Öğle yemeği tek farkla bizimkiyle aynıydı; kıymalı bezelye. Onunki domatesli ve tuzsuz, bizimki salçalı. Yanında yoğurtla bezelyesini yedikten sonra yine kuruldu benim yatağımın üstüne. Arada bizim nerede olduğumuzu kontrol eden bakışlarla oyununa kaldığı yerden devam etti.
Osman'ın Amerika'dan beklediği paket nihayet dün eline ulaştı. Gökçe gelirken, Osman'ın Amazon'dan satın aldığı fotoğraf makinasını getirdi. Yeni oyuncağa kavuşmuş gibi tüm gün makinesi elinden düşmedi. Ben bu satırları yazarken baba-kız dışarıda, gezmedeler. Tabii yeni fotoğraf makinesiyle.
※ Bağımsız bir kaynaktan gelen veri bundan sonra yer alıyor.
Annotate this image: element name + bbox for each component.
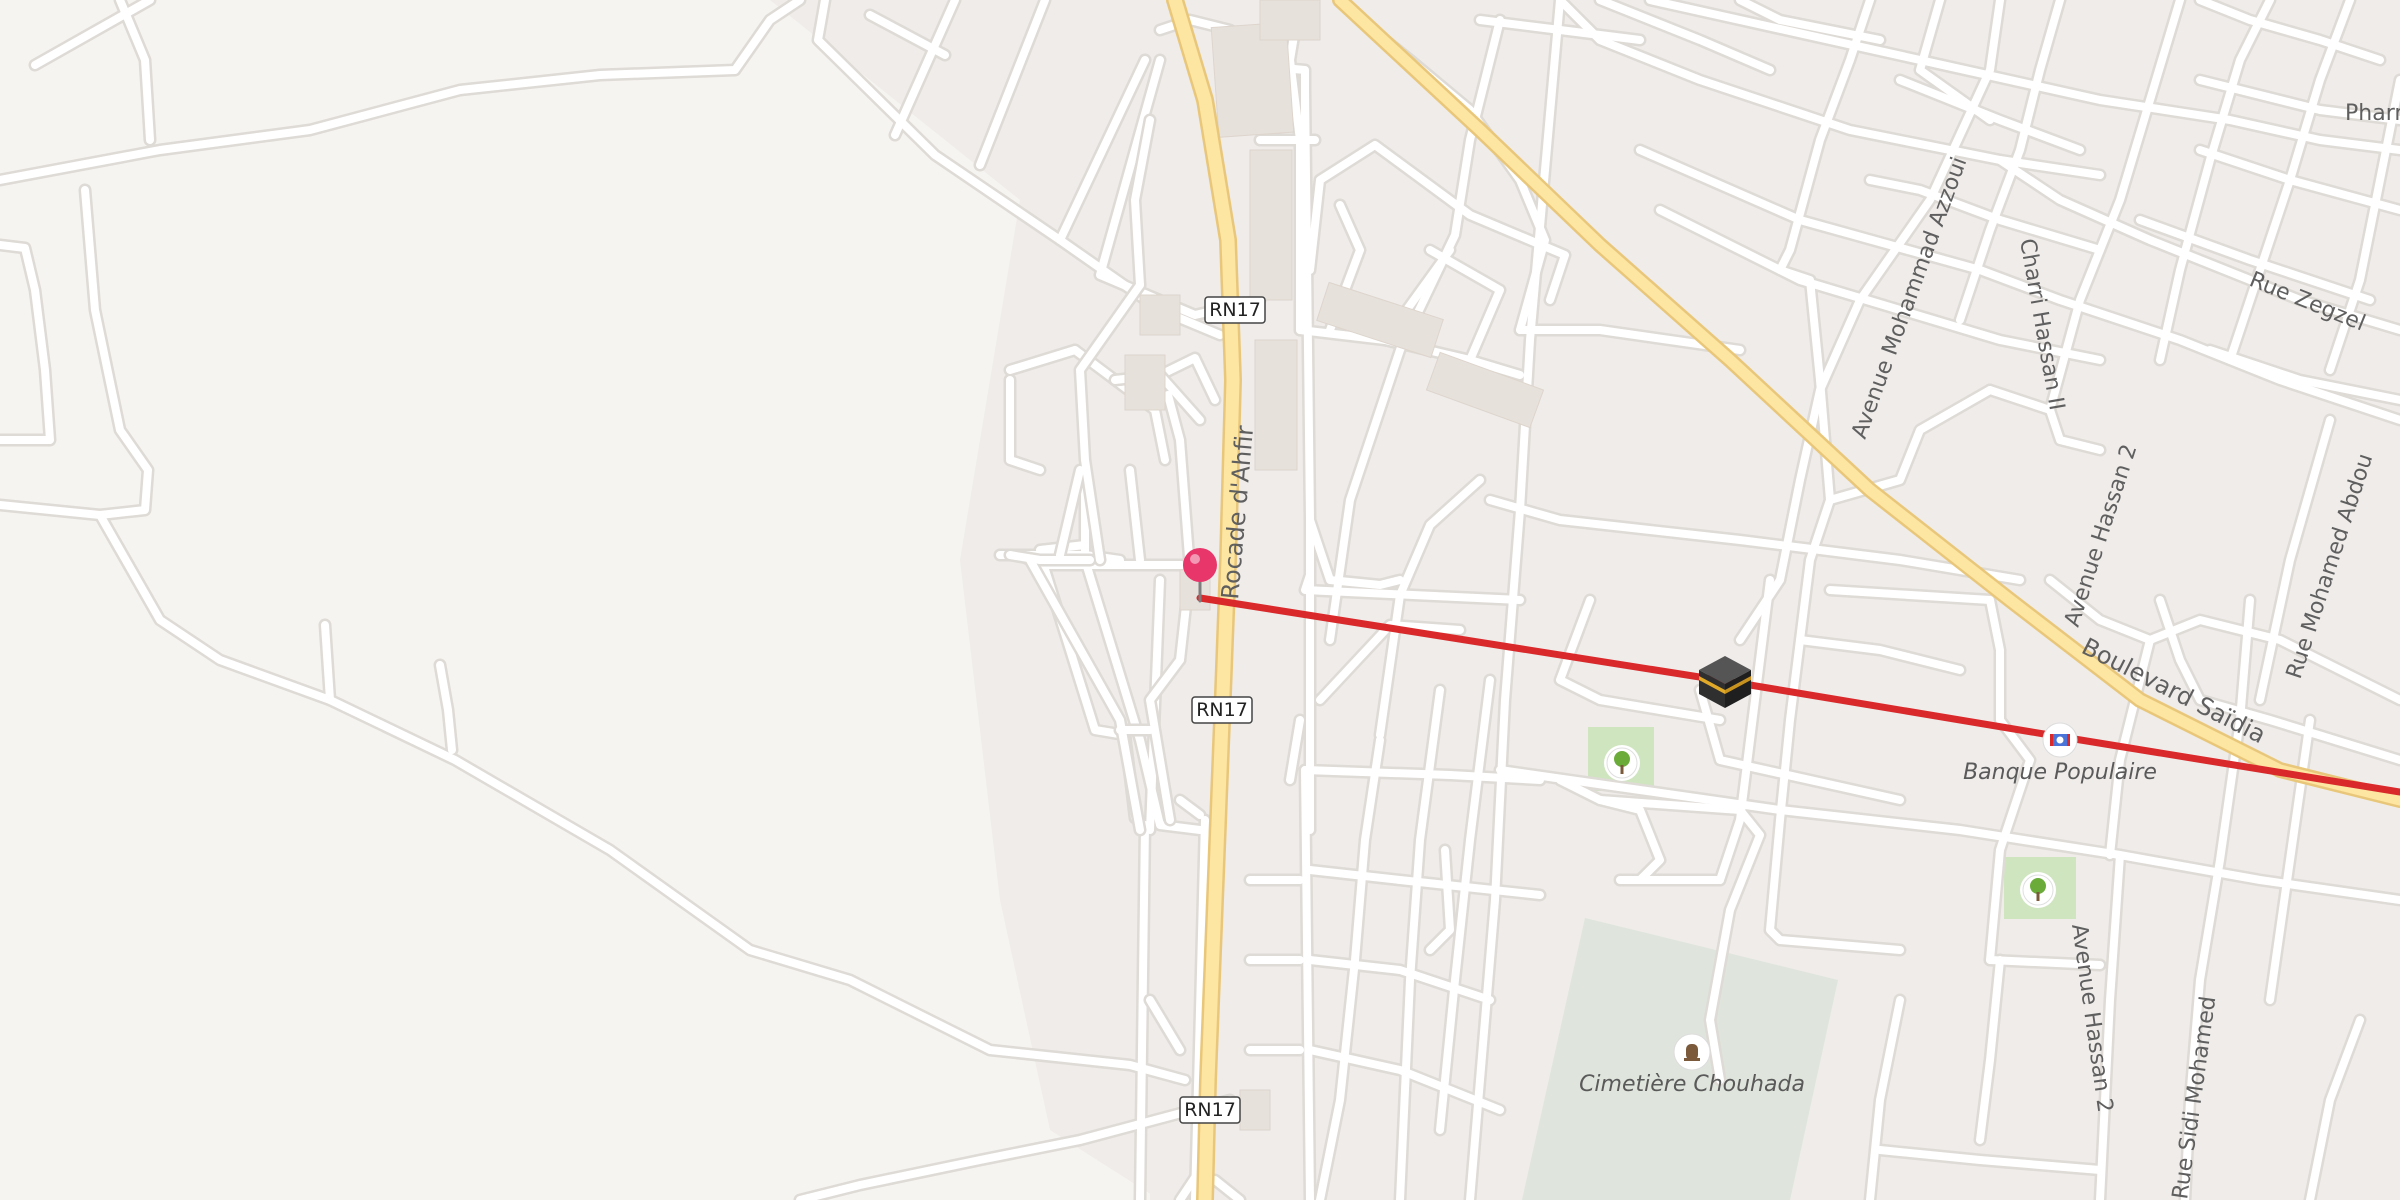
- route-shield: RN17: [1179, 1096, 1241, 1124]
- route-shield: RN17: [1204, 296, 1266, 324]
- svg-text:RN17: RN17: [1209, 299, 1261, 321]
- cemetery-label[interactable]: Cimetière Chouhada: [1579, 1072, 1805, 1097]
- svg-text:RN17: RN17: [1184, 1099, 1236, 1121]
- tree-park-icon[interactable]: [2020, 872, 2056, 908]
- bank-icon[interactable]: [2042, 722, 2078, 758]
- map-canvas[interactable]: Rocade d'Ahfir Boulevard Saïdia Avenue M…: [0, 0, 2400, 1200]
- tree-park-icon[interactable]: [1604, 745, 1640, 781]
- route-shield: RN17: [1191, 696, 1253, 724]
- svg-text:RN17: RN17: [1196, 699, 1248, 721]
- cemetery-icon[interactable]: [1673, 1033, 1711, 1071]
- street-label-pharm: Pharm: [2345, 101, 2400, 126]
- bank-label[interactable]: Banque Populaire: [1963, 760, 2157, 785]
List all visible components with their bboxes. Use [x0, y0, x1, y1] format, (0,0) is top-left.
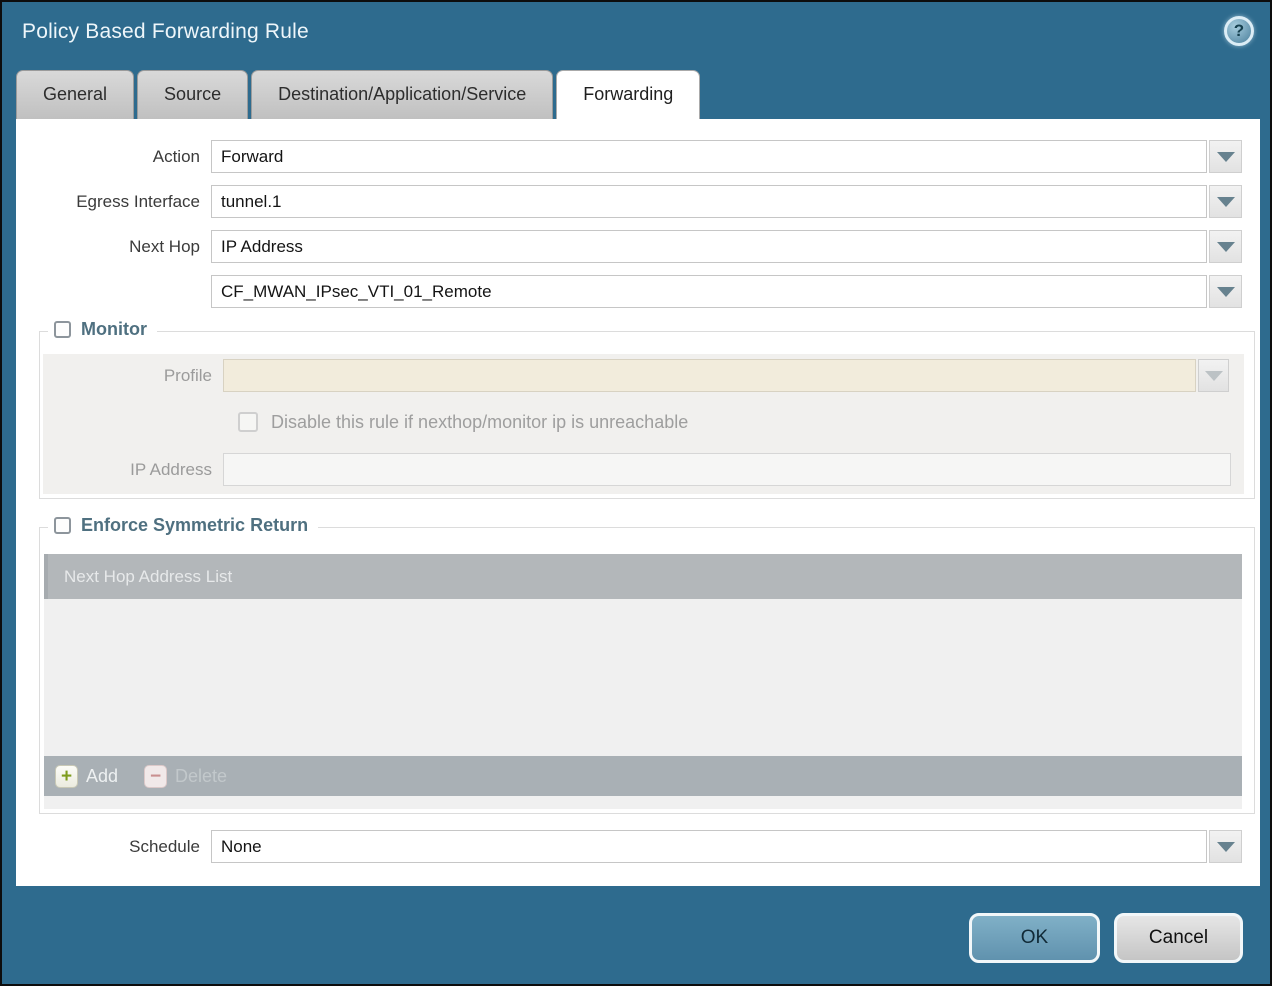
monitor-ip-input: [223, 453, 1231, 486]
disable-rule-checkbox: [238, 412, 258, 432]
schedule-row: Schedule: [27, 830, 1260, 863]
add-button[interactable]: + Add: [55, 765, 118, 788]
add-button-label: Add: [86, 766, 118, 787]
action-input[interactable]: [211, 140, 1207, 173]
chevron-down-icon: [1205, 371, 1223, 381]
next-hop-dropdown-button[interactable]: [1209, 230, 1242, 263]
chevron-down-icon: [1217, 287, 1235, 297]
chevron-down-icon: [1217, 152, 1235, 162]
tab-general[interactable]: General: [16, 70, 134, 119]
dialog-title: Policy Based Forwarding Rule: [22, 20, 309, 44]
next-hop-row: Next Hop: [27, 230, 1260, 263]
enforce-symmetric-return-legend: Enforce Symmetric Return: [48, 515, 318, 536]
enforce-symmetric-return-legend-label: Enforce Symmetric Return: [81, 515, 308, 536]
ok-button[interactable]: OK: [969, 913, 1100, 963]
next-hop-address-list-table: Next Hop Address List + Add − Delete: [44, 554, 1242, 809]
next-hop-address-input[interactable]: [211, 275, 1207, 308]
monitor-fieldset: Monitor Profile Disable this rule if nex…: [39, 331, 1255, 499]
schedule-dropdown-button[interactable]: [1209, 830, 1242, 863]
next-hop-address-list-body[interactable]: [44, 599, 1242, 756]
monitor-legend-label: Monitor: [81, 319, 147, 340]
delete-button: − Delete: [144, 765, 227, 788]
delete-button-label: Delete: [175, 766, 227, 787]
profile-dropdown-button: [1198, 359, 1229, 392]
plus-icon: +: [55, 765, 78, 788]
disable-rule-label: Disable this rule if nexthop/monitor ip …: [271, 412, 688, 433]
monitor-ip-label: IP Address: [43, 460, 223, 480]
tab-bar: General Source Destination/Application/S…: [16, 70, 703, 119]
monitor-checkbox[interactable]: [54, 321, 71, 338]
chevron-down-icon: [1217, 197, 1235, 207]
next-hop-address-list-toolbar: + Add − Delete: [44, 756, 1242, 796]
chevron-down-icon: [1217, 242, 1235, 252]
tab-forwarding[interactable]: Forwarding: [556, 70, 700, 119]
next-hop-label: Next Hop: [27, 237, 211, 257]
disable-rule-row: Disable this rule if nexthop/monitor ip …: [238, 410, 1244, 434]
monitor-profile-row: Profile: [43, 359, 1244, 392]
schedule-label: Schedule: [27, 837, 211, 857]
help-icon[interactable]: ?: [1224, 16, 1254, 46]
egress-interface-dropdown-button[interactable]: [1209, 185, 1242, 218]
chevron-down-icon: [1217, 842, 1235, 852]
egress-interface-input[interactable]: [211, 185, 1207, 218]
tab-source[interactable]: Source: [137, 70, 248, 119]
next-hop-input[interactable]: [211, 230, 1207, 263]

Osman'ın evde yaptığı birkaç deneme çekimine baktım da, gerçekten çok fark ediyor. Bundan böyle çok daha güzel fotoğrafları olacak Zeyno'nun. Ve tabii Osman hevesini alana kadar çok daha fazla.
Şu an saat 16:00. Her zamanki düzene göre, dışarda meyvesini yemiş olan Zeyno akşam 19:30 gibi yemeğini yiyecek. Saat 21:15 gibi de uyuyacak. Gece kaç kere kalkacağını ya da ağlayıp ağlamayacağını bilmiyorum. Dün uykuya daldıktan 1 saat kadar sonra avazı çıktı kadar ağlayarak uyanıp, biraz zor sakinleşti ama yine de sonunda yeniden uykuya dalabildi. Bakalım bu gece nasıl geçecek? Gece nasıl geçerse geçsin. Bugün Zeyno yemeklerini çok güzel yiyip, bol bol uyudu. (Az önce Osman aradı telefonla, bizimki yine uyuyormuş) Yani kocamannn bir arpa boyu yol katetti.